Policies

This section goes deeper into policy types, status, controls, and filters so you can design policies that match your security and compliance goals.

Policy Types

Each policy has a type that determines what kind of action it controls.

Type
What it controls
Typical use

Privilege Elevation

When users can run as administrator (or elevate privileges).

Require MFA, approval, or justification before elevation; allow or block specific apps.

File Access

Access to files and folders.

Block or allow access to sensitive paths; require justification or approval for certain files.

Command Line

Execution of commands (e.g., PowerShell, shell, scripts).

Block dangerous commands; require approval for sensitive scripts.

Least Privilege

Whether a user keeps or loses local administrator rights.

Remove standing admin from most users; allow exceptions for specific roles or machines.

Advanced Mode:

Update Settings

Pushing configuration to the agent (e.g., plugin or global settings).

Roll out settings from the dashboard without touching each endpoint.

Advanced Mode:

Update Jobs

Deploying or updating job definitions on the agent.

Deploy automation and enforcement jobs from a central place.

When a user (or process) triggers an action, the agent figures out the event type (e.g., privilege elevation, file access) and evaluates only the policies of that type. So a Privilege Elevation policy never blocks file access; a File Access policy never blocks elevation. You can combine multiple policy types to get full coverage.

Policy Status

Each policy has a status that controls whether it actually enforces or only observes.

Status
Evaluated?
Enforced?
What happens

Off

No

No

Policy is ignored. Use this to disable a policy without deleting it.

Enforce

Yes

Yes

Policy is evaluated and controls (Allow, Deny, MFA, Approval, etc.) are applied.

Monitor

Yes

No

Policy is evaluated and logged, but no control is applied—actions are allowed. Use to see impact before enforcing.

Monitor & Notify

Yes

No

Same as Monitor, but users or admins can be notified when the policy would have matched. Good for training and gradual rollout.

Start with Monitor or Monitor & Notify for new policies, confirm behavior in reports and logs, then switch to Enforce when you’re ready.

Controls

Controls define what happens when a policy matches a request: allow, deny, or require an extra step (MFA, justification, approval).

Control
Meaning

Require MFA

Require multi-factor authentication before the action proceeds. Adds a strong auth step for sensitive actions.

Require Justification

Require the user to enter a reason (business justification) before the action proceeds. Good for audit and compliance.

Require Approval

Send the request to an approver; the action proceeds only if approved. Use for high-risk or sensitive elevation or access.

Advanced: Allow

Explicitly allow the action. Useful for whitelisting specific apps or users.

Advanced: Audit

Log the action but don’t block or require any step. Use for visibility without changing behavior.

Advanced: Deny

Block the action. Highest priority; overrides other controls. Use for apps or commands you never want to allow.

In Advanced options you can often configure Auto-Approve or Auto-Deny for specific cases (e.g., allow list of commands or apps that always succeed or always fail without going through the full approval flow). Check your dashboard for where these are set.

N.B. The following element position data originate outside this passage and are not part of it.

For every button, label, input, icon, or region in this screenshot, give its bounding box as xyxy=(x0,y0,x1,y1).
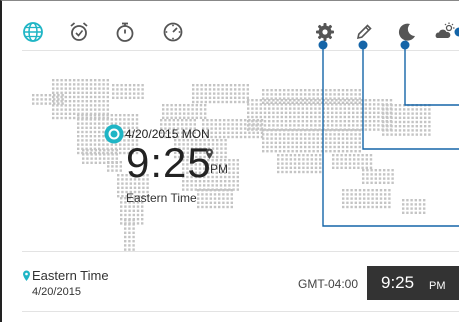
current-timezone: Eastern Time xyxy=(126,191,197,205)
gmt-offset: GMT-04:00 xyxy=(298,277,358,291)
edit-icon[interactable] xyxy=(353,21,375,43)
city-name: Eastern Time xyxy=(32,268,109,283)
settings-icon[interactable] xyxy=(314,21,336,43)
current-ampm: PM xyxy=(210,162,228,176)
world-map xyxy=(32,79,452,254)
home-pin-icon xyxy=(205,148,214,160)
toolbar-divider xyxy=(22,50,459,51)
list-divider xyxy=(22,251,459,252)
city-date: 4/20/2015 xyxy=(32,286,81,298)
app-window: 4/20/2015 MON 9:25 PM Eastern Time Easte… xyxy=(0,0,459,322)
location-marker-icon xyxy=(103,123,125,145)
weather-icon[interactable] xyxy=(434,21,456,43)
top-toolbar xyxy=(2,1,459,49)
city-ampm: PM xyxy=(429,280,446,292)
alarm-icon[interactable] xyxy=(68,21,90,43)
world-clock-icon[interactable] xyxy=(22,21,44,43)
city-time: 9:25 xyxy=(381,273,414,293)
city-list-item[interactable]: Eastern Time 4/20/2015 GMT-04:00 9:25 PM xyxy=(20,261,459,309)
stopwatch-icon[interactable] xyxy=(114,21,136,43)
location-pin-icon xyxy=(22,270,31,282)
current-time: 9:25 xyxy=(126,139,212,187)
timer-icon[interactable] xyxy=(162,21,184,43)
bottom-divider xyxy=(22,311,459,312)
city-time-box: 9:25 PM xyxy=(367,266,459,300)
night-mode-icon[interactable] xyxy=(396,21,418,43)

You can combine controls (e.g., Require MFA and Approval) so that high-risk actions get multiple checks. The product applies precedence rules (e.g., Deny overrides Allow) so the final outcome is clear.

Advanced Mode & Filters

Filters define who and what a policy applies to. Typically all of the following must match for the policy to apply:

  • Users: Which users or groups (e.g., by collection or wildcard).

  • Machines: Which endpoints or deployment groups.

  • Applications: Which executables, paths, or patterns (often with variables and wildcards).

  • Optional: Time of day, day of week, or date range.

More specific filters (e.g., a single app and a single group) usually take precedence over broad ones (e.g., “all users” and “all machines”). So you can have a default policy for everyone and override it with a more specific policy for a subset.

Advanced Mode options may include:

  • Auto-Approve / Auto-Deny: For allow lists or deny lists of commands or apps.

  • Custom rules: Extra conditions (e.g., risk score, location) if your deployment supports them.

  • Extension / AllowCommands: In some setups, an explicit list of allowed commands (e.g., for time sync or specific admin tools). If a command isn’t in the list, it may be denied when using an allow-list model.

Design policies so that the most specific cases are defined first, then use broader policies for defaults. Use Reference: Variables & Wildcards to keep filters manageable with variables and wildcards.